Nondestructive Detection of In-Plane Wrinkles in Carbon Fiber Laminates Using Eddy Current and Ultrasonic Testing

Abstract

Nondestructive detection of the in-plane wrinkles (sometimes termed marcelling in various industrial settings) of unidirectional carbon fiber reinforced plastic (CFRP) laminates is of interest in a wide variety of industries as the in-plane wrinkles significantly reduce the mechanical performance of the manufactured composite structure. In this work, a comparative study is presented to detect in-plane wrinkles on a 5 ply unidirectional CFRP laminate with a customized eddy current testing (ECT) and ultrasonic testing (UT) system.

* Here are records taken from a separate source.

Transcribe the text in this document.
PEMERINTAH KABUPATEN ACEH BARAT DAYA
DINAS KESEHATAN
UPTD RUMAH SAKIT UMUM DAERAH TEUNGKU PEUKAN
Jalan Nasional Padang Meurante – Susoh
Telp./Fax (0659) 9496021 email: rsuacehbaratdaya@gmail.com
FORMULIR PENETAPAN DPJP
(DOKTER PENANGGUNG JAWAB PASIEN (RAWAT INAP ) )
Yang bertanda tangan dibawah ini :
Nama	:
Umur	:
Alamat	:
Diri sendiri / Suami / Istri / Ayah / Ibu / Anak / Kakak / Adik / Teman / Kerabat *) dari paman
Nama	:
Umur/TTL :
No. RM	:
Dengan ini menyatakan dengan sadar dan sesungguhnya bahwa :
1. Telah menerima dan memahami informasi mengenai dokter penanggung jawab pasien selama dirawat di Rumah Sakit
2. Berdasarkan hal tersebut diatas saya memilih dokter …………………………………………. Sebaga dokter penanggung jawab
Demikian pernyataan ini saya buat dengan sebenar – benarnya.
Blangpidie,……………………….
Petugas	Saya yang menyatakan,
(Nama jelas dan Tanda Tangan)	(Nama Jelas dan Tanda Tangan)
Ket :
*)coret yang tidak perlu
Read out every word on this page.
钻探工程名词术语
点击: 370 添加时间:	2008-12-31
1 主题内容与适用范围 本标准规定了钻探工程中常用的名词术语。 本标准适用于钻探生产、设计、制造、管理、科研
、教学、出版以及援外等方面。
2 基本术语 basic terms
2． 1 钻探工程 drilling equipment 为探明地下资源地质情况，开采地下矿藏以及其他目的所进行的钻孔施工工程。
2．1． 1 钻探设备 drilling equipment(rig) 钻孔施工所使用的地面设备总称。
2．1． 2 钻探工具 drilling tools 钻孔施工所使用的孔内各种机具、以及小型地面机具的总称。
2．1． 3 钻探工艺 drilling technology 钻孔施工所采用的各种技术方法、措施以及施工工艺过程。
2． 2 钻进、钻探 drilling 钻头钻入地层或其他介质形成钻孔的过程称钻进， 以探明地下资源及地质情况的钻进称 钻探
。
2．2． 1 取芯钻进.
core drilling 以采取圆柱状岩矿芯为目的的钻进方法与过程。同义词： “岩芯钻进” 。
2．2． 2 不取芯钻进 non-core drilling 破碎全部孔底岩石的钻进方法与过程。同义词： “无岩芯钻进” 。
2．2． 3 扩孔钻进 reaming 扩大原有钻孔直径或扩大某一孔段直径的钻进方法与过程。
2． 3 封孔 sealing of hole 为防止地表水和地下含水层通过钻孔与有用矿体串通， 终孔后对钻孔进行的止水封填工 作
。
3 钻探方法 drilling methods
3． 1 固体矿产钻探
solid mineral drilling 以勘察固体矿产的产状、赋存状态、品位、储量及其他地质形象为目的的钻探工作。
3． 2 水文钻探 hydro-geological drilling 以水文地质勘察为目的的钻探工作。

A manufacturing method to inducing controlled marcelling within a specified lamina is introduced, and fabricated components are then inspected using both ECT and UT. Data suggests that the results from the directionally biased ECT system effectively captures both the presence of an in-plane wrinkle and quantify the shape of the wrinkle, whereas the results from the ultrasonic inspection were not able to properly quantify the wrinkle extent. Using the anisotropic conductive property of CFRP, the eddy current system was able to clearly detect spatial variations in the local fiber orientation, waviness steepness angle, and waviness amplitude, three different parameters used to quantify the wrinkle impact on the structural performance.